A Sony vice chairman, N. Vander Dussen, responded with a syrupy letter saying the corporation had no intent to bully; it was only protecting its trademark. They had given Florendo a four-year period to comply with a court order. And Big Sony wished her well. So much for this troublesome woman.

The second incident involves operators of coal mines. A couple of weeks ago Lynn Martin, secretary of labor, spelled out an ugly story before a House committee. At least 500 mining companies, she charged, have flagrantly violated a major law governing mine safety. One of them, the giant Peabody Coal Co., largest in the nation, has pleaded guilty and accepted a $500,000 fine for tampering with evidence.

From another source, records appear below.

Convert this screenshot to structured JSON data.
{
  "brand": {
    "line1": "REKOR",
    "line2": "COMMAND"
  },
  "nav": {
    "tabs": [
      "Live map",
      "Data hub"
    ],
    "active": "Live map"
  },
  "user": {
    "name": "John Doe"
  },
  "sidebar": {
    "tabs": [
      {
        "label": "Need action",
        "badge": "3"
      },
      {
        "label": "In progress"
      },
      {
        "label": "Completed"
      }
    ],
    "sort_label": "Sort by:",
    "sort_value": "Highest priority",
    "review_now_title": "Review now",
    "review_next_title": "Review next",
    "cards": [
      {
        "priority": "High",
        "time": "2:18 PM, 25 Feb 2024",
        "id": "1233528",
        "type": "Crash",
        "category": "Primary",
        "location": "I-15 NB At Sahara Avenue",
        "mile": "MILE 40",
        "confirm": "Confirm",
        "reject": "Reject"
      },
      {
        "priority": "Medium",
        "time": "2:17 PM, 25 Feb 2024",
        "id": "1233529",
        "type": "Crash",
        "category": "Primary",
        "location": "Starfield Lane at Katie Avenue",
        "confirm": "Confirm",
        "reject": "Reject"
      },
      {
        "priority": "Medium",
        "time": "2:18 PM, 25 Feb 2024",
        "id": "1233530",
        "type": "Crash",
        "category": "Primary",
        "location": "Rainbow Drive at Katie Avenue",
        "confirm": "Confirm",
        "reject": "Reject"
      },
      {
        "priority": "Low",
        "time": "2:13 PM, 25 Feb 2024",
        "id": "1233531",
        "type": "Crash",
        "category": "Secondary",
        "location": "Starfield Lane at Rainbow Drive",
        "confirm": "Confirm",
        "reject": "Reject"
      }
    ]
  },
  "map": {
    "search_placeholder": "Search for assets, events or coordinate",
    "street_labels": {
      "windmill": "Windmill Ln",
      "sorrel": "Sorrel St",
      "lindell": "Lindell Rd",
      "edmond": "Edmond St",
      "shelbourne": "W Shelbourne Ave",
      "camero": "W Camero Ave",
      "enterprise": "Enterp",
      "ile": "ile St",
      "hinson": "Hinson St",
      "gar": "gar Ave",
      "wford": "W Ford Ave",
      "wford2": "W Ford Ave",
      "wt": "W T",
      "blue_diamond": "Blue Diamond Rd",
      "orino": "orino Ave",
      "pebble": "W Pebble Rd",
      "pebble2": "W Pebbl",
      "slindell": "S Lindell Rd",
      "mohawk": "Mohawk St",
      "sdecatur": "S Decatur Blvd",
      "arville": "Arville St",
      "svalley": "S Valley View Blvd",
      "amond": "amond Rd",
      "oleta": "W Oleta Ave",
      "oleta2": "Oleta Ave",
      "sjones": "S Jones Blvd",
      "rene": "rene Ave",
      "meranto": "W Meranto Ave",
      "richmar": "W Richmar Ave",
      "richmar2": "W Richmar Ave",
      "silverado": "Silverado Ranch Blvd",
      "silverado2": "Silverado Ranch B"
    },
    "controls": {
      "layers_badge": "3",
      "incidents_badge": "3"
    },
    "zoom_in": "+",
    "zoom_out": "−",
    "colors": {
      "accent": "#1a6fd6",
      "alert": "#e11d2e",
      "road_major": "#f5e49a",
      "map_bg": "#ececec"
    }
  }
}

One of the perils of underground mining lies in heavy concentrations of coal dust. To protect against the hazard, some miners are randomly equipped with an air sampling device. This is a filter that traps ambient dust. After eight hours of exposure, the test filter is sent to a federal laboratory in Pittsburgh where it is weighed.

Martin told the committee that the laboratory found clear evidence of tampering. It appeared that some mine operators had carefully vacuumed dust out of the devices or had otherwise fiddled with the evidence before sending the filters to Pittsburgh. The Labor Department has imposed fines of $5 million for 5,000 violations at 847 mines.

The coal miner's life is a hard life. The risk of physical injury is compounded by the risk of contracting black lung disease. Affected workers file roughly 150,000 claims for compensation every year. It is unconscionable - no other word will do - for companies willfully to tamper with evidence that might lead to a lessening of the fatal dust.

Why does big business get to be bad business? In some instances, we have to surmise, the answer is greed, pure greed. Peabody's executives and underlings, we may speculate, wanted the filter evidence to show them to be in compliance with safety laws. If they were found not in compliance, they would risk heavy fines.

In the matter of Sony, the answer is stupidity, pure stupidity. Yes, it is important to protect a trademark, but Sony's lawyers must rank among the dumbest lawyers ever to file a lawsuit. As Mikulski said, the small restaurant in Baltimore was no threat whatever to the international electronics colossus. Corporate managers are supposed to have good judgment. Here the judgment was terrible.

I am curious about the knuckleheads at Peabody and Sony. Has anyone been fired? Reprimanded? Scolded? Maybe yes, more probably no. To read the business news these days is to reflect that all too often responsible parties tend to blunder on until they drag down their bonuses and retire.